CangHaiQingYue opened this issue · comments

In data_parser.py ,I find ‘ im -= self.cfgs['mean_pixel_value'] ’,
mean_pixel_value: [103.939, 116.779, 123.68]
I dont understand what is this op mean? Is it for normalization?
Can I use tf.image.per_image_standardization() instead?

A good start to data processing is what we commonly refer to as normalised representations. One example of which would be whitening. Which sets dataset statistics to mean 0 and variance 1.0 . Here we use a simplified version of that and set to dataset statistics to mean 0.
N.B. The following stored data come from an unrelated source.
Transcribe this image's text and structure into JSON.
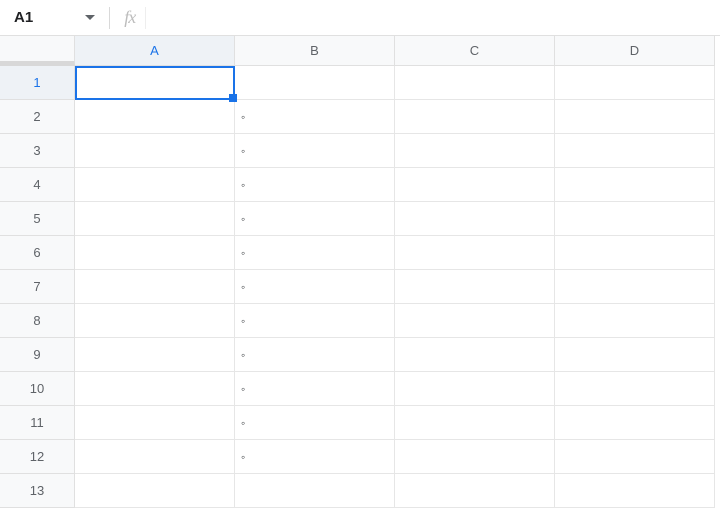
{
  "formula_bar": {
    "name_box": "A1",
    "fx_label": "fx",
    "value": ""
  },
  "columns": [
    "A",
    "B",
    "C",
    "D"
  ],
  "rows": [
    "1",
    "2",
    "3",
    "4",
    "5",
    "6",
    "7",
    "8",
    "9",
    "10",
    "11",
    "12",
    "13"
  ],
  "selected": {
    "col": "A",
    "row": "1"
  },
  "cells": {
    "B2": "◦",
    "B3": "◦",
    "B4": "◦",
    "B5": "◦",
    "B6": "◦",
    "B7": "◦",
    "B8": "◦",
    "B9": "◦",
    "B10": "◦",
    "B11": "◦",
    "B12": "◦"
  }
}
tf.image.per_image_standardization() use per sample statistics to scale each image to mean 0 and variance 1. What we would like it to have mean 0 variance 1 over the whole dataset and not just each sample separately.

Thanks, I'd read the paper of VGG, and found the reason.
This op will speed up the convergence.

I have a question on the same topic. I am using my own dataset for this project I wanted to ask is the mean_pixel_value: [103.939, 116.779, 123.68] is specific to the BSDS dataset or can be used for any dataset?
Thank you.

Hi Thanks for your question. The mean value is usually computed on the training set which was used to train the base (VGG) Model. In this case the mean value is computed over the entire ImageNet data-set which was used to train the VGG base model. Hence you don't have to change the mean pixel value if you train on your own dataset.